What to watch as 2026 approaches
- ✓Watch the discount layer, not only the shelf label
- ✓Demand clarity about “promotions” and whether targeting/representation is regulated
- ✓Treat “no surge pricing” as an incomplete promise if final prices can still vary
- ✓Recognize the retailer trade-off: restrictions could chill discounts some shoppers rely on
- ✓Look for amendments matching Consumer Reports’ definition (discount determination as pricing)
Frequently Asked Questions
What exactly is Maryland trying to ban in 2026?
Maryland’s 2026 proposals—especially SB 387/HB 895—aim to prohibit dynamic pricing and restrict using consumer surveillance data to set prices for goods and services. The public messaging has emphasized grocery stores and concerns about rapid price changes as electronic shelf labels spread. The bills also include other provisions beyond pricing, according to legislative summaries.
Are electronic shelf labels the same thing as “surge pricing”?
No. Electronic shelf labels (ESLs) are a tool that makes price updates easier and faster, but the best-known evidence cited in the debate doesn’t show widespread “surge pricing” after ESL adoption. An AP-covered study found “virtually no surge pricing” before or after ESL rollout in one chain’s data, with only tiny changes in temporary price increases.
What is the “discount loophole” people are talking about?

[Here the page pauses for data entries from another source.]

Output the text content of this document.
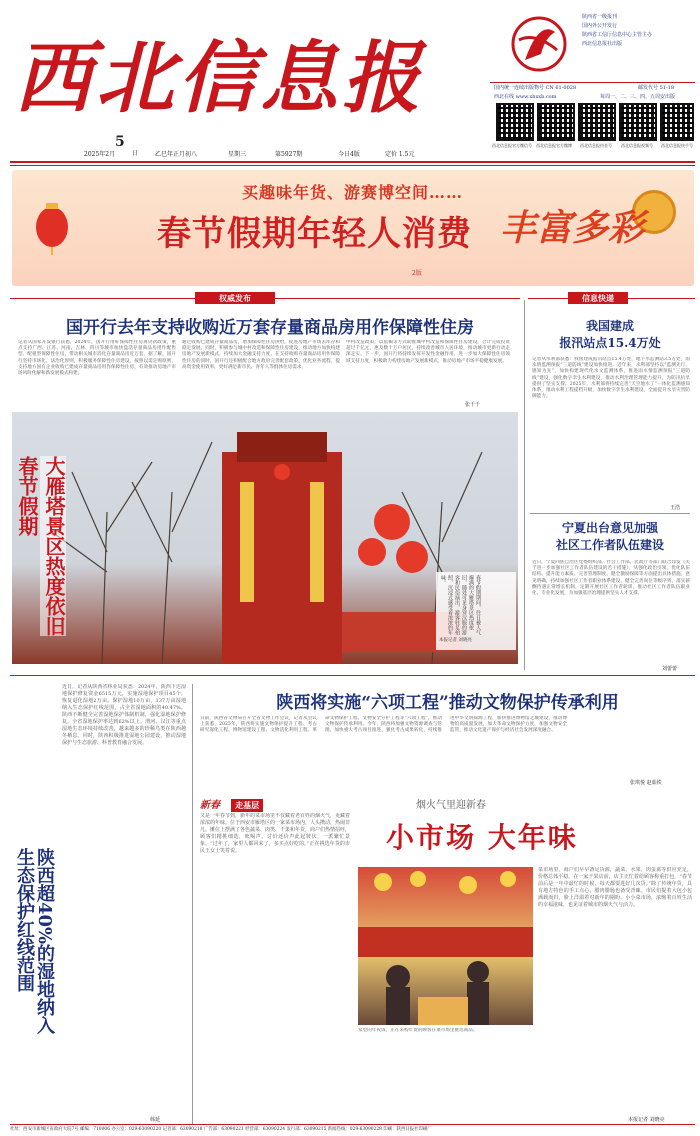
西北信息报
陕西省一级报刊
国内外公开发行
陕西省工信厅信息中心主管主办
西北信息报社出版
国内统一连续出版物号 CN 61-0028	邮发代号 51-18
西北在线 www.xbxxb.com	每周一、二、三、四、五周安出版
西北信息报官方微信号	西北信息报官方微博	西北信息报抖音号	西北信息报视频号	西北信息报快手号
5
日
2025年2月	乙巳年正月初八	星期三	第5927期	今日4版	定价 1.5元
买趣味年货、游赛博空间……
春节假期年轻人消费 丰富多彩
2版
权威发布	信息快递
国开行去年支持收购近万套存量商品房用作保障性住房
记者从国家开发银行获悉，2024年，国开行用好保障性住房再贷款政策，重点支持广西、江苏、河南、吉林、四川等城市加快盘活存量商品房用作配售型、配租型保障性住房，带动相关城市消化存量商品房近万套。据了解，国开行坚持市场化、法治化原则，积极服务保障性住房建设，按照以需定购原则，支持地方国有企业收购已建成存量商品房用作保障性住房，有效推动房地产市场风险化解和新发展模式构建。
通过收购已建成存量商品房，增加保障性住房供给，促进房地产市场去库存和稳定发展。同时，积极参与城中村改造和保障性住房建设，推动地方加快构建房地产发展新模式，持续加大金融支持力度。在支持收购存量商品房用作保障性住房的同时，国开行还积极配合地方政府完善配套政策，优化业务流程，提高资金使用效率，更好满足新市民、青年人等群体住房需求。
中村改造政策，以依赖等方式助推城中村改造和保障性住房建设，合计完成投资超过千亿元，惠及数十万户居民，持续改善城市人居环境，推动城市更新行动走深走实。下一步，国开行将持续发挥开发性金融作用，进一步加大保障性住房领域支持力度，积极助力构建房地产发展新模式，推动房地产市场平稳健康发展。
张千千
春节假期 大雁塔景区热度依旧	春节假期期间，往日被人气爆满的大雁塔景区热度依旧，随处可见身穿汉服的游客和民俗演出，游客驻足拍照，沉浸式感受着浓浓的年味。
本报记者 刘晓亮
我国建成
报汛站点15.4万处
记者从水利部获悉：我国建成报汛站点15.4万处，地下水监测站3.5万处，雨水情监测预报“三道防线”建设加快推进。近年来，水利部坚持以“监测先行、感知为先”，加快构建现代化水文监测体系，推进雨水情监测预报“三道防线”建设，强化数字孪生水利建设，推动水利治理管理能力提升，为防汛抗旱提供了坚实支撑。2025年，水利部将持续完善“天空地水工”一体化监测感知体系，推动水利工程提档升级，加快数字孪生水利建设，全面提升水旱灾害防御能力。
王浩
宁夏出台意见加强
社区工作者队伍建设
近日，宁夏回族自治区党委组织部、社会工作部、民政厅等部门联合印发《关于进一步加强社区工作者队伍建设的若干措施》，从强化政治引领、优化队伍结构、提升能力素质、完善管理制度、健全激励保障等方面提出具体措施。意见明确，持续加强社区工作者职业体系建设，健全完善岗位等级序列，落实薪酬待遇正常增长机制，定期开展社区工作者轮训，推动社区工作者队伍职业化、专业化发展，为加强基层治理提供坚实人才支撑。
刘蕾蕾
陕西超40%的湿地纳入
生态保护红线范围
近日，记者从陕西省林业局获悉：2024年，陕西下达湿地保护修复资金6515万元，实施湿地保护项目45个，恢复退化湿地2万亩。保护湿地10万亩，137万亩湿地纳入生态保护红线范围，占全省湿地面积的40.47%。陕西不断健全完善湿地保护体制机制，强化湿地保护修复，全省湿地保护率达到62%以上。渭河、汉江等重点湿地生态环境持续改善，越来越多的珍稀鸟类在陕西越冬栖息。同时，陕西积极推进湿地公园建设，推动湿地保护与生态旅游、科普教育融合发展。
韩延
陕西将实施“六项工程”推动文物保护传承利用
日前，陕西省文物局召开全省文物工作会议，记者从会议上获悉，2025年，陕西将实施文物保护提升工程、考古研究深化工程、博物馆建设工程、文物活化利用工程、革命文物保护工程、文物安全守护工程等“六项工程”，推动文物保护传承利用。今年，陕西将加强文物资源调查与管理，加快重大考古项目推进，强化考古成果转化，持续推进中华文明探源工程，加快推进博物馆之城建设，推动博物馆高质量发展，加大革命文物保护力度，加强文物安全监管，推动文化遗产保护与经济社会发展深度融合。
张琪悦 赵茹铁
新春 走基层
又是一年春节到，新年的菜市场里不仅藏着老百姓的烟火气，更藏着浓浓的年味。位于西安市雁塔区的一家菜市场内，人头攒动，热闹非凡。摊位上摆满了各色蔬菜、肉类、干果和年货，商户们热情招呼，顾客们精挑细选，吆喝声、讨价还价声此起彼伏，一派繁忙景象。“过年了，家里人都回来了，多买点好吃的。”正在挑选年货的市民王女士笑着说。
烟火气里迎新春
小市场 大年味
家里的年夜饭，正在采购年货的顾客在菜市场里挑选商品。
菜市场里，商户们早早备足货源，蔬菜、水果、肉蛋禽等供应充足，价格总体平稳。在一家干果店前，店主正忙着给顾客称重打包，“春节前后是一年中最忙的时候，每天都要进好几次货。”除了传统年货，具有地方特色的手工点心、腊肉腊肠也备受青睐。市民们提着大包小包满载而归，脸上洋溢着对新年的期盼。小小菜市场，浓缩着百姓生活的幸福滋味，也见证着城市的烟火气与活力。
本报记者 刘晓亮
社址：西安市新城区省政府大院7号 邮编：710006 办公室：029-63090220 记者部：63090218 广告部：63090221 经营部：63090224 发行部：63090215 新闻热线：029-63090228 印刷：陕西日报社印刷厂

The HB 895 fiscal note summary indicates the bill’s dynamic pricing prohibition does not include promotional pricing offers, loyalty program benefits, or other temporary discounts. If individualized pricing happens through targeted coupons and member prices, a law that exempts those mechanisms could still allow consumers to pay different final prices based on personalization.

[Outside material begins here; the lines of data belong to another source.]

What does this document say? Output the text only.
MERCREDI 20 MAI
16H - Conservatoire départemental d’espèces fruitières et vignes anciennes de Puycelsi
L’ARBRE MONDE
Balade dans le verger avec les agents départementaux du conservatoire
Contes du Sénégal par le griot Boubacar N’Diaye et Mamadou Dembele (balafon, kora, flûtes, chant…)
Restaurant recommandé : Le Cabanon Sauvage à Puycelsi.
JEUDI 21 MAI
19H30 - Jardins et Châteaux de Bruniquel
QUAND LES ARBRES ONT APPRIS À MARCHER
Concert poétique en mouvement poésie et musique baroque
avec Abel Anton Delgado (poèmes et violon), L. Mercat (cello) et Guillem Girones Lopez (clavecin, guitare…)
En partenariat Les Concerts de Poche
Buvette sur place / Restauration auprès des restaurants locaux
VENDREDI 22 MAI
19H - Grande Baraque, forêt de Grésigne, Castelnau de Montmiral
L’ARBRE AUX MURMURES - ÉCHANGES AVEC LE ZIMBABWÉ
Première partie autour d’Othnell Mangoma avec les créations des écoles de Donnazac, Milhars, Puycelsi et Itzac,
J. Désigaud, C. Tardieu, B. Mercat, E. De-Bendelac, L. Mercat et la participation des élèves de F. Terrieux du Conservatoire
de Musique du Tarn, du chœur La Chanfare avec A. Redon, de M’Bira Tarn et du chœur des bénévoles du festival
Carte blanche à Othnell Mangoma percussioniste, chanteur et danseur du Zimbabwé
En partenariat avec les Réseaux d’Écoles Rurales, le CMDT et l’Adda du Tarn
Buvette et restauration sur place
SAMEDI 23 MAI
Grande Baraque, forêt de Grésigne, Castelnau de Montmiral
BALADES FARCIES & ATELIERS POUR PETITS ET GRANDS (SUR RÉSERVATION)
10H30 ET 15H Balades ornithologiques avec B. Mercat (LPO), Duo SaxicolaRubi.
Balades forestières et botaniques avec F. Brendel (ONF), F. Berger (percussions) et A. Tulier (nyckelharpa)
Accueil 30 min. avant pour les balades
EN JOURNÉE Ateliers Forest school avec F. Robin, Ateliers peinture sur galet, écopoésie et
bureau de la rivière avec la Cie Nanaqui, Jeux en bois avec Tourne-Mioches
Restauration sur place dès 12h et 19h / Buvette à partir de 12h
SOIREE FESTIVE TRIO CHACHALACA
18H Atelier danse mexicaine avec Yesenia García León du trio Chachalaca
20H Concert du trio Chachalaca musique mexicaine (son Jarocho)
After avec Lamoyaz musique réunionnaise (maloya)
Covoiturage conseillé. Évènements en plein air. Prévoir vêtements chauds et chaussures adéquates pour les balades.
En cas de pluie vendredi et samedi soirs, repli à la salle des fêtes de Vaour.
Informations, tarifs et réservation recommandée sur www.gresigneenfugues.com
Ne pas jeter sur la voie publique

Why do Consumer Reports and EPIC emphasize discounts?
Consumer Reports argues surveillance pricing can involve not just setting the sticker price but also deciding “the discount offered to a consumer.” EPIC warns that personalized discounting can mislead shoppers by shaping “deal” perceptions—for example, through experiments with pricing or by presenting different markdown contexts to different people. Both groups focus on the hidden layer of pricing.
Why are retailers pushing back on these bills?
Retailers and tech advocates argue the proposals could chill data-driven discounts that some shoppers rely on. They also contend “dynamic pricing” is being misunderstood, saying algorithms can be used to manage inventory, reduce waste, and sometimes lower prices rather than raise them. Reporting from Maryland Matters captures those warnings and the broader industry perspective.
If ESLs aren’t causing widespread surge pricing, what should lawmakers focus on?
The evidence cited via AP suggests ESLs alone may not be the primary driver of price spikes. The harder question is how prices are effectively determined through loyalty programs, app coupons, and targeted promotions—especially if those systems use consumer data in ways that produce unequal or opaque outcomes.